You are constantly going to be in the presence of deceased people. The way you feel about death and the end of life will shift as a result of this. Some people who work in the funeral industry have said that it has made death more acceptable to them.
FAQs About Funerals
The majority of a funeral director's time is spent either in a funeral home or a crematorium.
One of the many facets of their jobs is making the necessary journeys to and from places of worship, where funeral services are typically held.
Funeral directors are required to be on their feet and in front of a computer for a significant portion of their workday.
Empathy, communication, organisation, and the ability to provide excellent customer service are all necessary skills to have if you want to work in the funeral service industry.
Funeral directors are responsible for communicating with a deceased person's family members. They have a responsibility to communicate with them in a compassionate manner and to efficiently organise the funeral arrangements because they may have more than one funeral per day.
As funeral directors gain experience and tenure, they may be promoted to the role of funeral service manager, which gives them oversight of the entire operation.
Managers of funeral services are responsible for the supervision of all employees working in a funeral home as well as the management of all business operations.
The decision to launch one's own funeral home business is one that is made by many funeral service managers.
You can find out more about becoming a funeral director by researching the position further to determine if you are interested in working in the funeral service industry.
The website of the National Funeral Directors Association is an excellent resource for those conducting research there.
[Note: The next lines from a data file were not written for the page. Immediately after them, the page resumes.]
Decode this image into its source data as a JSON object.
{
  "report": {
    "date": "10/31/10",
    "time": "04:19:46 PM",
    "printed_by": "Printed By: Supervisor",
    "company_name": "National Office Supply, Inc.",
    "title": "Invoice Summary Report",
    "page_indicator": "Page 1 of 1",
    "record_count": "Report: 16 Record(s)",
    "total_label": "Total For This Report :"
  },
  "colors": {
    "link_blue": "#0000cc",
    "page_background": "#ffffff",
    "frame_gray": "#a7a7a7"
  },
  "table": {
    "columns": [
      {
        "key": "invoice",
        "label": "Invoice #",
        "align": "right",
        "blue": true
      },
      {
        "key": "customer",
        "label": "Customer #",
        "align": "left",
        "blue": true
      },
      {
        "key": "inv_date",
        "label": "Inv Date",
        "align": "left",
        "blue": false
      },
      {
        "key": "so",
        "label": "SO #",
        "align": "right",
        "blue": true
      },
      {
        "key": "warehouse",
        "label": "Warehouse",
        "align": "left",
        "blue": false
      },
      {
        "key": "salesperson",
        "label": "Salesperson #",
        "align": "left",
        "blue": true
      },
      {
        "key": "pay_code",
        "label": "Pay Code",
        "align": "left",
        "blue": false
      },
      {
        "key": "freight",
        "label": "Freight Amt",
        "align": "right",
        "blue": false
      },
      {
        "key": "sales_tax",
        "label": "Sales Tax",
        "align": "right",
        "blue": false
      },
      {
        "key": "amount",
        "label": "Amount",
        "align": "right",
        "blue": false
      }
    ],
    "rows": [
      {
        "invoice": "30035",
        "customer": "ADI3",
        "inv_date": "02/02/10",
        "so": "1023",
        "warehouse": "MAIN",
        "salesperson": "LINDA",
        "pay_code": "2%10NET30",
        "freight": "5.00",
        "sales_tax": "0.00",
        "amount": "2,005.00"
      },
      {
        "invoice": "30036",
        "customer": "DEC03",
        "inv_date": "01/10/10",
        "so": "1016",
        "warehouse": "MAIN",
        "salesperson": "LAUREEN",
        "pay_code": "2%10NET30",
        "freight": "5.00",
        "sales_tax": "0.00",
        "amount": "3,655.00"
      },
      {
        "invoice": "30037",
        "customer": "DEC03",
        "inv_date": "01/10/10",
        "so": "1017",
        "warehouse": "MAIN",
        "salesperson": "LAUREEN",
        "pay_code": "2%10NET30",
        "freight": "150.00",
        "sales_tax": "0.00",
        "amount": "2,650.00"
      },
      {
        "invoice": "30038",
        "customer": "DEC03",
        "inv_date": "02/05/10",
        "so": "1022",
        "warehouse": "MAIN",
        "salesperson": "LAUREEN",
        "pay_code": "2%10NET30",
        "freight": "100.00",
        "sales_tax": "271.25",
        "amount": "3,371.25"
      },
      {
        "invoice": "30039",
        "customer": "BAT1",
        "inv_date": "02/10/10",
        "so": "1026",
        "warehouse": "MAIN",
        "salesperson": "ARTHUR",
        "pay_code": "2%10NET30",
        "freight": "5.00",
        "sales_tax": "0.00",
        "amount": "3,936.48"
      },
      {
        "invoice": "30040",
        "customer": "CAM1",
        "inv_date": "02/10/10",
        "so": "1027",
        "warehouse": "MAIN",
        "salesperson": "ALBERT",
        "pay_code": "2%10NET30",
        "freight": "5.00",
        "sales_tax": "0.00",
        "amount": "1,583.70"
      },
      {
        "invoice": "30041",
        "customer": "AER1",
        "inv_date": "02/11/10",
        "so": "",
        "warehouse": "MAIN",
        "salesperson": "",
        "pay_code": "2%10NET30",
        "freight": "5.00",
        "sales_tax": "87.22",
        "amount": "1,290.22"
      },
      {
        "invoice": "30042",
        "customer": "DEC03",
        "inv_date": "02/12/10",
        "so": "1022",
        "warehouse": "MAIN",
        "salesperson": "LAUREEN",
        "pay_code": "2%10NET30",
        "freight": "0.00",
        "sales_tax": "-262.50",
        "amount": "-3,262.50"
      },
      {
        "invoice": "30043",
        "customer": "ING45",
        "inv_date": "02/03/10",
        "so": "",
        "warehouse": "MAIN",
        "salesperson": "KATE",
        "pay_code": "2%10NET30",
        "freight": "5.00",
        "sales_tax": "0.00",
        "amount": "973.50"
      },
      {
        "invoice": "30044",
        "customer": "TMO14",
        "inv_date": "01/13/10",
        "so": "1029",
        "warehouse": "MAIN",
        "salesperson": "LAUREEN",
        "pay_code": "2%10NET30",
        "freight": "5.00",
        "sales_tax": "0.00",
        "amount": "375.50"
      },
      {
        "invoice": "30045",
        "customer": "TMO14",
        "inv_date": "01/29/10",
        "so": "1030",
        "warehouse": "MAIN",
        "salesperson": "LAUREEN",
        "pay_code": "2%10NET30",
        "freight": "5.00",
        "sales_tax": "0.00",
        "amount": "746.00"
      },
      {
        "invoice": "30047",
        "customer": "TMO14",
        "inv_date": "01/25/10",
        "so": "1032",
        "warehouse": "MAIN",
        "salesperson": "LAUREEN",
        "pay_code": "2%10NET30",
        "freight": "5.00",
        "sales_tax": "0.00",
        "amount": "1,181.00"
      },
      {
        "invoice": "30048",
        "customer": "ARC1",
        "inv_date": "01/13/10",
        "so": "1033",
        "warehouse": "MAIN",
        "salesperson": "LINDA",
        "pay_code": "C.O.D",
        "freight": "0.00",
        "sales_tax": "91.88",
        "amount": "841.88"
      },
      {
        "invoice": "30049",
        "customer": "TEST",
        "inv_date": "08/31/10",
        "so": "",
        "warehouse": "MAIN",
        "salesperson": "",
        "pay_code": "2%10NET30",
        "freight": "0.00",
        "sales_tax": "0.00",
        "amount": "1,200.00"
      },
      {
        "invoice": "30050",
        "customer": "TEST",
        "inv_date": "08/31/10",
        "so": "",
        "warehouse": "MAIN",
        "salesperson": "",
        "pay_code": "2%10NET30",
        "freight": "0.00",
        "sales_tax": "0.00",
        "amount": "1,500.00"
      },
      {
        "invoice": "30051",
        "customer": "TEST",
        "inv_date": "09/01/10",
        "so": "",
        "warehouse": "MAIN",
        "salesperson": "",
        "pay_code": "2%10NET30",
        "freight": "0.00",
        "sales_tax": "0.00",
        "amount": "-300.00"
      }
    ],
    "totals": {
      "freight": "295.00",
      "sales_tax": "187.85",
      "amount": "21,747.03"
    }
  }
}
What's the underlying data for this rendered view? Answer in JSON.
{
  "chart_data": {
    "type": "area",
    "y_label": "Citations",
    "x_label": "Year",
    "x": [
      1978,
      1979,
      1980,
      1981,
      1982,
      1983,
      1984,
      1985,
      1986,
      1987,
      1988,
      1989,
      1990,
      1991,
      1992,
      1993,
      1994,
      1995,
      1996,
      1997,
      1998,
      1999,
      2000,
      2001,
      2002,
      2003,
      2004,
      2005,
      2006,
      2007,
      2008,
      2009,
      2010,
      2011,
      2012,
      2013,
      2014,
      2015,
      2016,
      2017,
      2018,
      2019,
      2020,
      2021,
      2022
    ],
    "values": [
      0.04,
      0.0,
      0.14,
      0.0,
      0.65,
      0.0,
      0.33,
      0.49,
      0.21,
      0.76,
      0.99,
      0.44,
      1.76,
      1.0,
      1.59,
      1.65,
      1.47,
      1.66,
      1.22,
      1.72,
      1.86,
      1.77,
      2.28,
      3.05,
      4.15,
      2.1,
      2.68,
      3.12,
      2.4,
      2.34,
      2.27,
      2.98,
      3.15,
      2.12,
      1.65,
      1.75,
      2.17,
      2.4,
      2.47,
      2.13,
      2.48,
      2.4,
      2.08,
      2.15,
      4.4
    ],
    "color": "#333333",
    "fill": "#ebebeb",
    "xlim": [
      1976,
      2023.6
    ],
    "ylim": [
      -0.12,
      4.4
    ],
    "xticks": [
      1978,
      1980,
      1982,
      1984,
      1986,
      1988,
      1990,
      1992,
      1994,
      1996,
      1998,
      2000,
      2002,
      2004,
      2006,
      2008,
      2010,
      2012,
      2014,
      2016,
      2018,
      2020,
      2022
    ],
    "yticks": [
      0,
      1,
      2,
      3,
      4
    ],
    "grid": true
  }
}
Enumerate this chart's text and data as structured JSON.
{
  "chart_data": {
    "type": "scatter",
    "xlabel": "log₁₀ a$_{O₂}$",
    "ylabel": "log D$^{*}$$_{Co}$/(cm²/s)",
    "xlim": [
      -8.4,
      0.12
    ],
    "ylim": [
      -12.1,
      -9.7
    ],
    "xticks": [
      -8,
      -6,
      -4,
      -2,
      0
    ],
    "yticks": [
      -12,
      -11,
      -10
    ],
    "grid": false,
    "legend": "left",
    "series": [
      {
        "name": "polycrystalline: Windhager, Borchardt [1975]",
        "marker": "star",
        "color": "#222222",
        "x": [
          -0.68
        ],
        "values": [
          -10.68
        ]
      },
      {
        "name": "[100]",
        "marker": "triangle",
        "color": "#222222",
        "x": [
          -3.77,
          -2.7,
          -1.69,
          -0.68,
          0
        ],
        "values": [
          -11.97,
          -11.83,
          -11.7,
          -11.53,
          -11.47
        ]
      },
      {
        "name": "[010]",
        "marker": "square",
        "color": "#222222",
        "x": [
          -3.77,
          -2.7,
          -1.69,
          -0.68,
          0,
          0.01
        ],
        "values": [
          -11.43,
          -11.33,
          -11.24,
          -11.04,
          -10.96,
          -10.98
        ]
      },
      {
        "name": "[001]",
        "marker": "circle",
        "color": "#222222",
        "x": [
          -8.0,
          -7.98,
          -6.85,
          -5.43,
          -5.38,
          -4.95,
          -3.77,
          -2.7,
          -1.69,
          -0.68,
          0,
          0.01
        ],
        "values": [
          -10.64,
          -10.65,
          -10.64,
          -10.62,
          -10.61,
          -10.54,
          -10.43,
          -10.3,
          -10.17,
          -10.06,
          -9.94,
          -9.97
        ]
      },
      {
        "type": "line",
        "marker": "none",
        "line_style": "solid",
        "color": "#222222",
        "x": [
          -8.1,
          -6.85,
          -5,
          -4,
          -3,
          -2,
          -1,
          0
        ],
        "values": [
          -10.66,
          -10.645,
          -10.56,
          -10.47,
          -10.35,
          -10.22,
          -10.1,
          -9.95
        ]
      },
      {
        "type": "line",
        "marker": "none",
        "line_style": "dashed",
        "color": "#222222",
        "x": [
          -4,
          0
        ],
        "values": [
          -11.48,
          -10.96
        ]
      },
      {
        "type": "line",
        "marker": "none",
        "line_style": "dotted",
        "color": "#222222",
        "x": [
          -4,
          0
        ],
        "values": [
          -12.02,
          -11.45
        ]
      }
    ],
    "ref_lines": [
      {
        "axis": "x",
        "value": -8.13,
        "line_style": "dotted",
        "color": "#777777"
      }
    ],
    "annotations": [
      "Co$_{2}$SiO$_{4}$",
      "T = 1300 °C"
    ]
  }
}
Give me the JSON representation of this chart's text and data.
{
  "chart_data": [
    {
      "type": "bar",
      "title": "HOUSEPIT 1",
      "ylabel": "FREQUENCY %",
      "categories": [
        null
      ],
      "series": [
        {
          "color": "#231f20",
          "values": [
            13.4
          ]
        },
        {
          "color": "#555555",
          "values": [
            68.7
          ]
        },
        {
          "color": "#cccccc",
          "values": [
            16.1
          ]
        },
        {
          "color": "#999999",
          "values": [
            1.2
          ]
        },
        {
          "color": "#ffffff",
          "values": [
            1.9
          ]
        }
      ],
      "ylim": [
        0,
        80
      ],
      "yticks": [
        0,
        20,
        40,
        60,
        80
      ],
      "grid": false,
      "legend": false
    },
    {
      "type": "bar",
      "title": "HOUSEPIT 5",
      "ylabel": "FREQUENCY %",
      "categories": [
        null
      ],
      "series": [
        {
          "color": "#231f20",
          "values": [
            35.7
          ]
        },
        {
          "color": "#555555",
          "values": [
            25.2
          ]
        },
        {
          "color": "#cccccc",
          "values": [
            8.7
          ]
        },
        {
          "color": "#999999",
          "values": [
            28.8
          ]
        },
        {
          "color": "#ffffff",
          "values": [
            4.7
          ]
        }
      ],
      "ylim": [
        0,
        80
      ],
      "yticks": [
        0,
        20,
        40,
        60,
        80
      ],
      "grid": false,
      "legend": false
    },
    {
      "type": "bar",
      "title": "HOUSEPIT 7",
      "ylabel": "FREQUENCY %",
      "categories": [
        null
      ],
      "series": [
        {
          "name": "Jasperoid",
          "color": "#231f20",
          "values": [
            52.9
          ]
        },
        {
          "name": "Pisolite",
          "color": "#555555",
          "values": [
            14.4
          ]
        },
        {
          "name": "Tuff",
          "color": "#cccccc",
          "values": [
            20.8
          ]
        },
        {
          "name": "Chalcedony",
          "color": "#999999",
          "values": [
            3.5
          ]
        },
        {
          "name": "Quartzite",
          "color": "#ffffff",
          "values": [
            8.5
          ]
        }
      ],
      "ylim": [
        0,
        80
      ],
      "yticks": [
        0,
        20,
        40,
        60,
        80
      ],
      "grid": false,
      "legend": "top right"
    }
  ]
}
It is also possible to be useful to network and talk to people who work in the industry in order to get in-depth answers to questions about the professional responsibilities they have.
Now that we've defined the funeral director let's go to the fathom of the tasks they need to perform. The duties include:
- Preparing death notices.
- Arranging pallbearers and clergy services.
- Collaborating with the departed family and preparing the logistics and details of the funeral as per their wishes.
- Selecting location, dates and time schedules of burials, wakes and memorial services.
- Scheduling the opening and closing of a grave with an agent of the cemetery.
- Coordinating the process with the crematory.
- Setting up and decorating the sites of all services.
- Supplying transportation for the deceased and grievers
- Devising the shipment of corpses out of state or out of the country for final disposition.
- Tackling the managerial tasks. For instance, they often apply for transferring any pensions, insurance policies, or annuities on behalf of survivors.
- The funeral directors also embalm bodies. Embalming is a cosmetic and non-permanent preservative process. With it, they prepare the dead body for the final goodbye by the family and friends of the deceased.
- Notifying and resolving any customer issues or complaints.
- Keeping positive relationships with vendors, church officials, and cemetery directors.
- Designing and regulating the funeral home budget.
- Supervising payroll processing and circulating it to funeral home employees.
- You have to line up supplies for the funeral home as needed.